Monday, 2 July 2007

The Invention of Hugo Cabret, Brian Selznick

I'll start by pointing out that I haven't read this book yet but it's next on my ever growing list. However, the way the book is being talked about is fascinating, I've put together some quotes and comments from reviews and an interview with Brian Selznick on the New York Times Book podcast (does anyone know how to reference a podcast?) Have a look at the website here you can watch an animated version of the opening sequence of drawings.

In the New York Times 'Book Update' podcast, the interviewer, Julie Just, describes the book as alternating between writing and very intricate drawings that "advance the story, not just ... decorate it". A 533 page book (300 are full bleed illustrations) set in 1930s Paris about a young boy who meets film maker Georges Melies, aimed at 'middle-grade readers' (young adult?) it draws inspiration from movies with very cinematic illustrative techniques (close ups, pans, establishing shots, etc ... language from film studies could be useful for me). Selznick says he was thinking about "the way the language of cinema tells its stories and thinking about how I could adapt that language within the form of the book." So, in some ways, this is an issue of translation - how do you translate a story about cinema onto the page? Some sections - the climatic chase scene is apparently a 36 page illustrated passage - are, in Selznick's words "like having small silent movies throughout".

Just asks him if he was tempted to produce the book as a graphic novel, to "toss out the words". He responds that he "loves the way graphic novels use pictures to help tell their story but what intrigued me more what the way picture books ... tell their story ...the way the act of turning the page in a picture book ... reveals something entirely new ... With a graphic novel you read them very much like regular novels [left to right, down the page, turn the page when you get to bottom right] but with picture books ... you turn the page because you need to see what is going to happen in the next moment of the story itself ... making every picture in the book a full double page spread and making the reader have to turn the page it puts the reader in a different kind of position than they would otherwise be with a book because they are actively involved in moving the story forward." Again, the notion of a reader needing to be 'active' to read visual elements in a book. Selznick talks about making the reader experience time the same way the character experience time in certain parts of the book, so it is active, and it is about the experience of reading. This is also returning to the idea of how important the medium is to the experience of reading. He has very consciously chosen this approach because it is the best way to tell his story.

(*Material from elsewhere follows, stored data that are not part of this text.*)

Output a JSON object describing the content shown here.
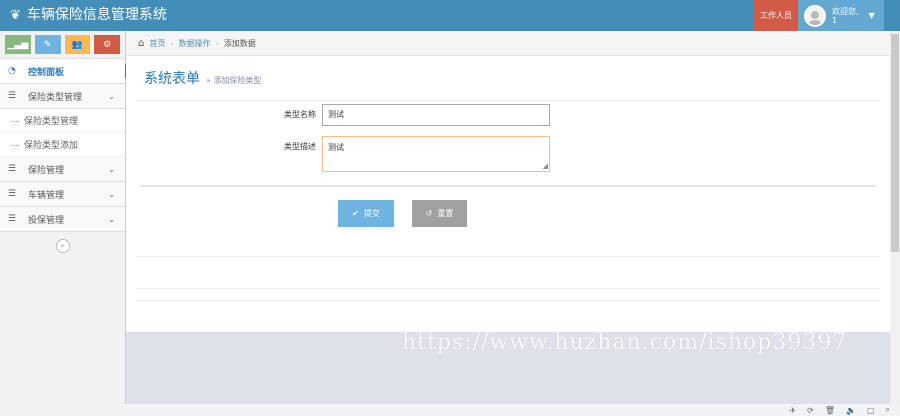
{
  "app": {
    "title": "车辆保险信息管理系统"
  },
  "header": {
    "role_label": "工作人员",
    "welcome": "欢迎您,",
    "username": "1"
  },
  "shortcuts": [
    "stats",
    "edit",
    "users",
    "settings"
  ],
  "sidebar": {
    "items": [
      {
        "label": "控制面板",
        "icon": "dashboard-icon",
        "active": true
      },
      {
        "label": "保险类型管理",
        "icon": "list-icon",
        "expanded": true,
        "children": [
          {
            "label": "保险类型管理"
          },
          {
            "label": "保险类型添加"
          }
        ]
      },
      {
        "label": "保险管理",
        "icon": "list-icon"
      },
      {
        "label": "车辆管理",
        "icon": "list-icon"
      },
      {
        "label": "投保管理",
        "icon": "list-icon"
      }
    ]
  },
  "breadcrumb": [
    "首页",
    "数据操作",
    "添加数据"
  ],
  "page": {
    "title": "系统表单",
    "subtitle": "» 添加保险类型"
  },
  "form": {
    "name_label": "类型名称",
    "name_value": "测试",
    "desc_label": "类型描述",
    "desc_value": "测试",
    "submit_label": "提交",
    "reset_label": "重置"
  },
  "watermark": "https://www.huzhan.com/ishop39397",
  "colors": {
    "navbar": "#438eb9",
    "role": "#d15b47",
    "submit": "#6fb3e0",
    "reset": "#a0a0a0",
    "title": "#2679b5"
  }
}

But what does that make this book? It's not a graphic novel and it's not a picture book. An article from Publishers Weekly quotes:
Selznick's editor for the book, Tracy Mack, has never seen anything else quite like it. "As editors, we're always getting excited about something different, not different just for sake of being different, but truly new," she says. "This to me felt wholly different. It's not a graphic novel. It's not a film. It's more like a picture book where the illustrations are pushing beyond what the words say." ...
This is an editor describing what makes this book a new and unique storytelling form, rather than a novel with gimmicky typo/graphic elements. The article continues:
The original vision for Hugo was pretty standard: a 150-page book with an illustration in every chapter. But Selznick was determined to make this story about the roots of French cinema work visually. In revising, he listed every passage that didn't contain dialogue or the boy's thoughts. "Anything that was just a description, I replaced with a drawing." Mack, who studied painting herself, pushed him even further. "He had a long introduction to the train station [where Hugo secretly lives) but we needed to get to Hugo quicker. I told him, 'Just draw it.' He resisted because he had really come to like that piece of writing, but it wound up being so much better because the visual introduction imparts such a strong sense of place," she says. 'Drawn to cinema', Publishers Weekly, www.publishersweekly.com/article/CA6417185.html
This is, perhaps, a technique that is acceptable mostly because of the readership - young adult books are 'allowed' to be more experimental as they 'graduate' from picture books to novels (I claim this from my experience of designing book covers - almost all my freelance work is now for young adult fiction because I am privileged with far greater creative freedom). Yet this combination of word and image can be a powerful and unique.
"So I was thinking about the role narrative illustrations play in chapter books. [from what I could find on the net, a chapter book is aimed at 9-12 year olds with one line drawing per chapter] Something in the illustration is usually referred to in the text, and usually you put something in the illustrations that adds to the story, but in almost all cases the pictures could be removed and the story would not suffer. That's not the case in picture books, and I was thinking especially about those books in which the words stop and the pictures absolutely take over, like the wild rumpus [from Where The Wild Things Are]...I mean, it's a book about movies. A movie is a visual experience...I asked myself, 'What if parts of the story were told only in the pictures? Could I take out some of the text and replace it with pictures?'" Sue Corbett, Children's Bookshelf -- Publishers Weekly, 1/4/2007
Selznick talks about drawing from scenes in French cinema - how better to pay homage to a visual medium than visually?